Alex mrzmanwiki at gmail.com
Fri Jun 5 04:15:23 UTC 2009


John at Darkstar wrote:
>> One idea is the proposal to install the AbuseFilter in a global mode,
>> i.e. rules loaded at Meta that apply everywhere.  If that were done
>> (and there are some arguments about whether it is a good idea), then
>> it could be used to block these types of URLs from being installed,
>> even by admins.
> 
> Identifying client side generated urls from server side opens up a whole
> lot of problems of its own. Basically you need a script that runs in a
> hostile environment and reports back to a server when a whole series of
> urls are injected from code loaded from some sources (mediawiki-space)

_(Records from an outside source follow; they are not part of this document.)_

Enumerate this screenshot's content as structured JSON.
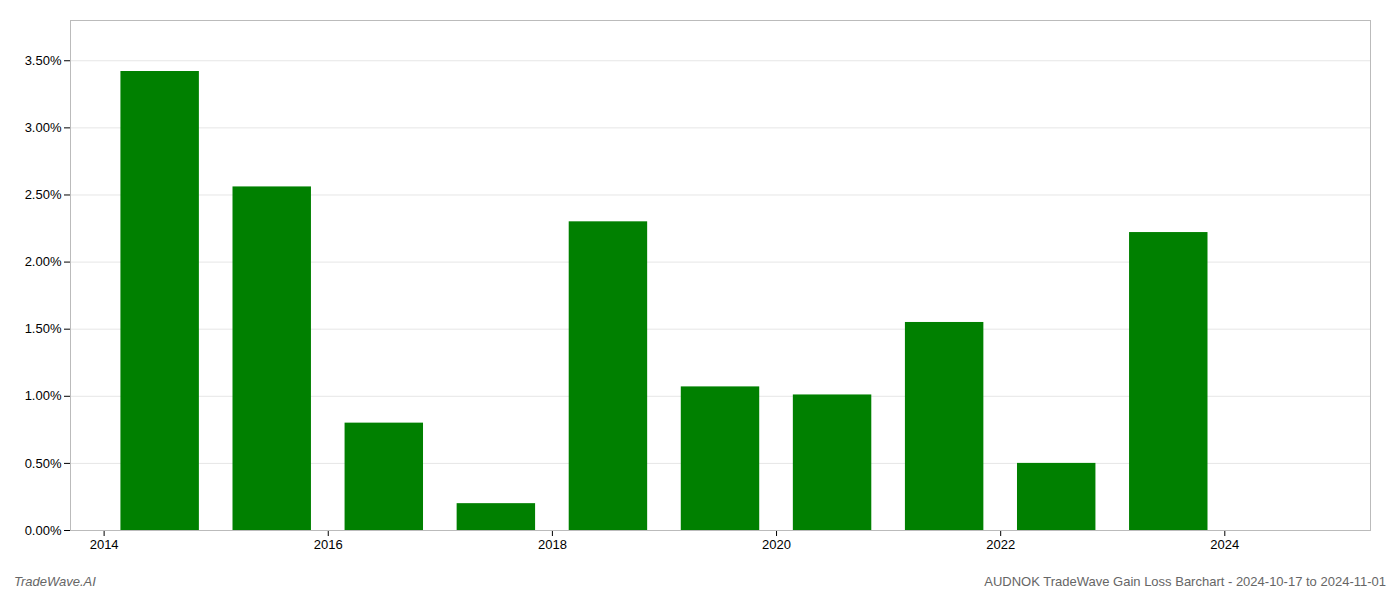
{
  "chart_data": {
    "type": "bar",
    "x": [
      2014,
      2015,
      2016,
      2017,
      2018,
      2019,
      2020,
      2021,
      2022,
      2023
    ],
    "values": [
      0.0342,
      0.0256,
      0.008,
      0.002,
      0.023,
      0.0107,
      0.0101,
      0.0155,
      0.005,
      0.0222
    ],
    "color": "#008000",
    "xlim": [
      2013.2,
      2024.8
    ],
    "xticks": [
      {
        "value": 2013.5,
        "label": "2014"
      },
      {
        "value": 2015.5,
        "label": "2016"
      },
      {
        "value": 2017.5,
        "label": "2018"
      },
      {
        "value": 2019.5,
        "label": "2020"
      },
      {
        "value": 2021.5,
        "label": "2022"
      },
      {
        "value": 2023.5,
        "label": "2024"
      }
    ],
    "ylim": [
      0,
      0.038
    ],
    "yticks": [
      {
        "value": 0.0,
        "label": "0.00%"
      },
      {
        "value": 0.005,
        "label": "0.50%"
      },
      {
        "value": 0.01,
        "label": "1.00%"
      },
      {
        "value": 0.015,
        "label": "1.50%"
      },
      {
        "value": 0.02,
        "label": "2.00%"
      },
      {
        "value": 0.025,
        "label": "2.50%"
      },
      {
        "value": 0.03,
        "label": "3.00%"
      },
      {
        "value": 0.035,
        "label": "3.50%"
      }
    ],
    "grid": true,
    "annotations": [
      "TradeWave.AI",
      "AUDNOK TradeWave Gain Loss Barchart - 2024-10-17 to 2024-11-01"
    ]
  }
}
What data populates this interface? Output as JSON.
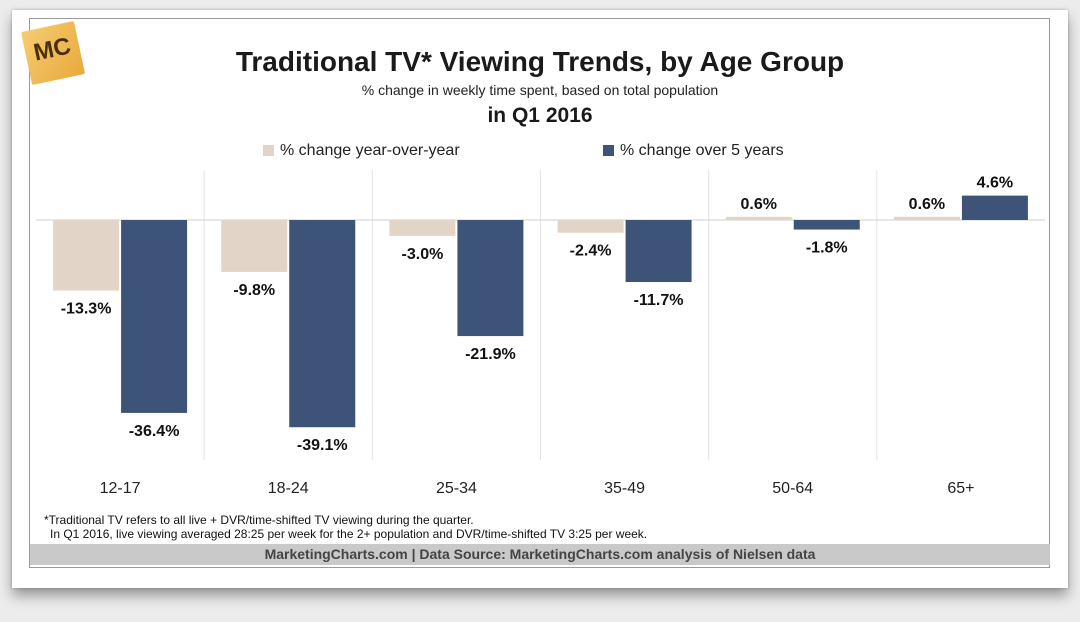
{
  "logo": {
    "text": "MC"
  },
  "chart_data": {
    "type": "bar",
    "title": "Traditional TV* Viewing Trends, by Age Group",
    "subtitle": "% change in weekly time spent, based on total population",
    "period": "in Q1 2016",
    "categories": [
      "12-17",
      "18-24",
      "25-34",
      "35-49",
      "50-64",
      "65+"
    ],
    "series": [
      {
        "name": "% change year-over-year",
        "color": "#e2d5c7",
        "values": [
          -13.3,
          -9.8,
          -3.0,
          -2.4,
          0.6,
          0.6
        ],
        "labels": [
          "-13.3%",
          "-9.8%",
          "-3.0%",
          "-2.4%",
          "0.6%",
          "0.6%"
        ]
      },
      {
        "name": "% change over 5 years",
        "color": "#3d5478",
        "values": [
          -36.4,
          -39.1,
          -21.9,
          -11.7,
          -1.8,
          4.6
        ],
        "labels": [
          "-36.4%",
          "-39.1%",
          "-21.9%",
          "-11.7%",
          "-1.8%",
          "4.6%"
        ]
      }
    ],
    "ylim": [
      -45,
      10
    ],
    "xlabel": "",
    "ylabel": "",
    "legend": "top",
    "grid": false
  },
  "footnotes": {
    "line1": "*Traditional TV refers to all live + DVR/time-shifted TV viewing during the quarter.",
    "line2": "In Q1 2016, live viewing averaged 28:25 per week for the 2+ population and DVR/time-shifted TV 3:25 per week."
  },
  "source": "MarketingCharts.com | Data Source: MarketingCharts.com analysis of Nielsen data"
}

> but not from other sources user space), still code loaded from user
> space through call to mediawiki space should be allowed. Add to this
> that your url identifying code has to run after a script has generated
> the url and before it do any cleanup. The url verification can't just
> say that a url is hostile, it has to check it somehow, and that leads to
> reporting of the url - if the reporting code still executes at that
> moment. Urk...
> 

Hmm? There's no reason to do anything like that. The AbuseFilter would
just prevent sitewide JS pages from being saved with the particular URLs
or a particular code block in them. It'll stop the well-meaning but
misguided admins. Short of restricting site JS to the point of
uselessness, you'll never be able to stop determined abusers.